Sorti de prison il y a à peine trois mois, après une incarcération de 27 mois, ”pour détournement de fonds”, l’ancien directeur général de la Marine marchande serait pressenti pour devenir le prochain patron de la Société nationale des bois du Gabon, une entreprise en restructuration depuis fin-2017. Si cette information venait à se confirmer, elle choquerait sans aucun doute une opinion à qui les pouvoirs publics ont promis encore récemment la moralisation des mœurs et des pratiques et une gestion rigoureuse de l’argent public. 

En cours de restructuration, la SNBG pourrait échoir à quelqu’un libéré le 29 juin dernier après avoir été incarcéré pour détournement de deniers publics. © Gabonreview

 

Elle court, elle court, la rumeur… Depuis un mois, pas un jour sans que l’on parle de la ”résurrection” prochaine de l’ancien directeur général de la Marine marchande. En fait, c’est la dernière information qui circule dans les couloirs du ministère des Eaux et Forêts : Léon Ndong Nteme serait annoncé comme le futur patron de la Société nationale des bois du Gabon (SNBG). Information à prendre au sérieux ou à mettre sur le compte des fake news qui courent les rues ou figurent sur quelques lignes racoleuses sur les réseaux sociaux à chaque fin d’année ? Nul ne le sait vraiment.

Impunité zéro ou laxisme quant aux détourneurs de deniers publics ?

Si cette rumeur devait trouver quelque fondement, et que l’information était donc vraie, elles ne manqueraient pas de choquer l’opinion. Une opinion qui souhaite une amélioration continue de la (bonne) gouvernance, fortement annoncée mais mise en œuvre avec peu d’entrain. En réalité, alors que les pouvoirs publics mettent en exergue leur volonté de lutter contre l’enrichissement illicite et sans cause, ils se dédiraient s’ils venaient à faire la promotion, à ce niveau de responsabilité, de quelqu’un qui sort à peine de prison pour des faits de corruption et d’enrichissement illicite. Un emprisonnement ayant tout de même duré plus de deux ans ! Dans d’autres pays, sous d’autres sphères, des personnages cités dans des scandales financiers divers attendraient quelques années avant d’être appelés à assumer de nouveau des fonctions exécutives. On leur demanderait de « se faire un peu oublier », pour se faire d’abord pardonner par la société.

Promotion de la Bonne gouvernance ou permanence des pratiques d’antan ? 

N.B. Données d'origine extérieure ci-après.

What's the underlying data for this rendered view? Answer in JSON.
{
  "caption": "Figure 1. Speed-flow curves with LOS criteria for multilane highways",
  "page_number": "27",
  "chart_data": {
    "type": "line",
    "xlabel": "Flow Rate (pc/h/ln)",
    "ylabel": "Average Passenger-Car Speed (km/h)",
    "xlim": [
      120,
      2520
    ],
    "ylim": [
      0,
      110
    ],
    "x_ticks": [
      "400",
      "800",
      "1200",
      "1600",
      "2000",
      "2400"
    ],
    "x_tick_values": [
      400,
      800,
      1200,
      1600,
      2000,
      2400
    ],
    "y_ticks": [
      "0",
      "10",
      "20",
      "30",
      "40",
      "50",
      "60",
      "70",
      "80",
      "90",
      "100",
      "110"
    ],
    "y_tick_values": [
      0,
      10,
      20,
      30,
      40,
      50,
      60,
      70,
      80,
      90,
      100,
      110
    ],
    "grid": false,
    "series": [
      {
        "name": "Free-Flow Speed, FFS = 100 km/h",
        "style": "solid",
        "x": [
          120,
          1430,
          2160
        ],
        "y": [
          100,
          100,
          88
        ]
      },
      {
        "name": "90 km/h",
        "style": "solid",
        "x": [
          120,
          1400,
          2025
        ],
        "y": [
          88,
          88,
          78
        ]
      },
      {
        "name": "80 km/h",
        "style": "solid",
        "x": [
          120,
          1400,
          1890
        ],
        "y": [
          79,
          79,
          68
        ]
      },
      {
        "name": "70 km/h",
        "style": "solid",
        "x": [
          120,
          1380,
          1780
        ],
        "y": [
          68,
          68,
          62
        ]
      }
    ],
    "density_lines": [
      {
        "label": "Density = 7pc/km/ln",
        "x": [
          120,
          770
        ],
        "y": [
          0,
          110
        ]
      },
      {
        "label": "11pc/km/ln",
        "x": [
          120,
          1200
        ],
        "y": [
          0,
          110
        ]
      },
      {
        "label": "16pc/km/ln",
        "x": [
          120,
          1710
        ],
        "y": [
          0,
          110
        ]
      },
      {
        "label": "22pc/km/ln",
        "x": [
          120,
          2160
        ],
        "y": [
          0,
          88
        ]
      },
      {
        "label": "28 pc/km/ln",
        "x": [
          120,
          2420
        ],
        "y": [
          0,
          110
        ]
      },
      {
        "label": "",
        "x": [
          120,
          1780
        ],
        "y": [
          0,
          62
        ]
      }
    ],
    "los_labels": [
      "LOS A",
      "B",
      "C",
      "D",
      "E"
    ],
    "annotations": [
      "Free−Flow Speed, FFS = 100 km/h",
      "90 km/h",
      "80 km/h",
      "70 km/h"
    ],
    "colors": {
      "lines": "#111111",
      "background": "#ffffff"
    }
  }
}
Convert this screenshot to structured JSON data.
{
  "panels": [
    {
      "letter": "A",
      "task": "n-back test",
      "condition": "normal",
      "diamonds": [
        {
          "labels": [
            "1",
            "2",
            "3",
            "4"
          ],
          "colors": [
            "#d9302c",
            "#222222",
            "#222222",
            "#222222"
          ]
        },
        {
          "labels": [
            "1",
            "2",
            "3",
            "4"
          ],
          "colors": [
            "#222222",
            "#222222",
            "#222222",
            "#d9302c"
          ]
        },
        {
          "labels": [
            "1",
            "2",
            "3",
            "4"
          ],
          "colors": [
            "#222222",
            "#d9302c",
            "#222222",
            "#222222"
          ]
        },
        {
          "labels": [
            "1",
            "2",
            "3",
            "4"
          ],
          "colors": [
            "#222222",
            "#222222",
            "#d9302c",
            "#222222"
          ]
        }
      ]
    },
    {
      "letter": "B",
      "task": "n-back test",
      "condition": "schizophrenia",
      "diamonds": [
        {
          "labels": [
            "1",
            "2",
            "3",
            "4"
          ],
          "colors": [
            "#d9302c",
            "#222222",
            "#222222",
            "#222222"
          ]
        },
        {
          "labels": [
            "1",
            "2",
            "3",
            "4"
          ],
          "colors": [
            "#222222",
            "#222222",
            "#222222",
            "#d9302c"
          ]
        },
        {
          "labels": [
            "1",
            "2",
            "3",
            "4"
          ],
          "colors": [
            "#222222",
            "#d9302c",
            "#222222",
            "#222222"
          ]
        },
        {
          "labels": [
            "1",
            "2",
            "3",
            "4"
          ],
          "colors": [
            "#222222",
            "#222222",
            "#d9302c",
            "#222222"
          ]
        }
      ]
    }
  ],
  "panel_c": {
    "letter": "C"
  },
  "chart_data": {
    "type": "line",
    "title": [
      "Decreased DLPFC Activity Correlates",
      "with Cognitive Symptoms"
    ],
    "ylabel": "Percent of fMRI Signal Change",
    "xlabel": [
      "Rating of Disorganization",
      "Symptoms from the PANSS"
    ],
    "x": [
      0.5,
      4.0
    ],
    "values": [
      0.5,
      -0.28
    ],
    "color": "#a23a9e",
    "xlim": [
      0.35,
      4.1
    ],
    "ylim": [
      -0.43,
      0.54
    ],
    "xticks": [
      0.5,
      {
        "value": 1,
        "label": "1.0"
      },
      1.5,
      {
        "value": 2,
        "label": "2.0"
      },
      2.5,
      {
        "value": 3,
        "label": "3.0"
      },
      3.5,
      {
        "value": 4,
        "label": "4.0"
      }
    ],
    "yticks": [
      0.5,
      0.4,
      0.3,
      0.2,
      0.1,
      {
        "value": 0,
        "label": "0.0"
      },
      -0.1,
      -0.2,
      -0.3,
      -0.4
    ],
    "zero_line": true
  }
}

A quoi servirait-il de créer un ministère de la Promotion de la Bonne gouvernance et de la Lutte contre la Corruption si les pratiques d’antan, en premier lieu l’impunité et la non-reddition des comptes, devaient se poursuivre comme en l’an 40 ? Pourquoi faire croire à l’opinion que les pouvoirs publics attachent une importance particulière à l’éradication de la corruption si les ”corrompus” sont promus au moment où de hauts fonctionnaires attachés à l’éthique et à l’orthodoxie sont ”sans emploi”, sans bureau, sans responsabilité ?

Le choix de l’assainissement des finances publiques conjugué à la mise en œuvre de la moralisation des pratiques ne peut prospérer que si l’impunité zéro est mise en branle.

 
 

5 Commentaires

  1. MOUKOUANGUY dit :

    Gabonreview, vous parler d’une entreprise qui n’existe plus.

  2. Brice NGANGA MISSOUMA dit :

    Ce serait effectivement un scandale ! Un voleur d’argent public emprisonné pendant de longs mois nommé quoi ? DG de la SNBG ? Non, non, non ! Que son ami Lee White fasse attention s’il veut nommer Ndong Nteme Jean-Léon ! Nous allons nous y opposer.

  3. Brice NGANGA MISSOUMA dit :

    Non aux personnages qui sentent le soufre, non aux personnages sulfureux à des postes de gestion financière ! Plus jamais ça ! Le Gabon a des cadres honnêtes. Pensons à eux. Responsabilisons-les.

  4. Christian MINKO dit :

    Selon un numéro de Jeune Afrique de mars 2018, Leon Ndong Nteme est accusé de détournements et de complicité de détournements de deniers publics. Arrogant et méprisant, aimant excessivement l’argent, Ndong Nteme va se donner les moyens de rattraper le temps perdu (27 mois d’incarcération) en tapant sur la caisse de la SNBG. Je vois ça d’ici. Pauvre Gabon. Pauvre Nkéa. Un voleur sera bientôt recyclé.

  5. Ndiminalé Marcelina dit :

    Gabonreview vous vous trompez, ça ne serait pas plutôt la CNAMGS qu’on veut confier à ce repris de justice?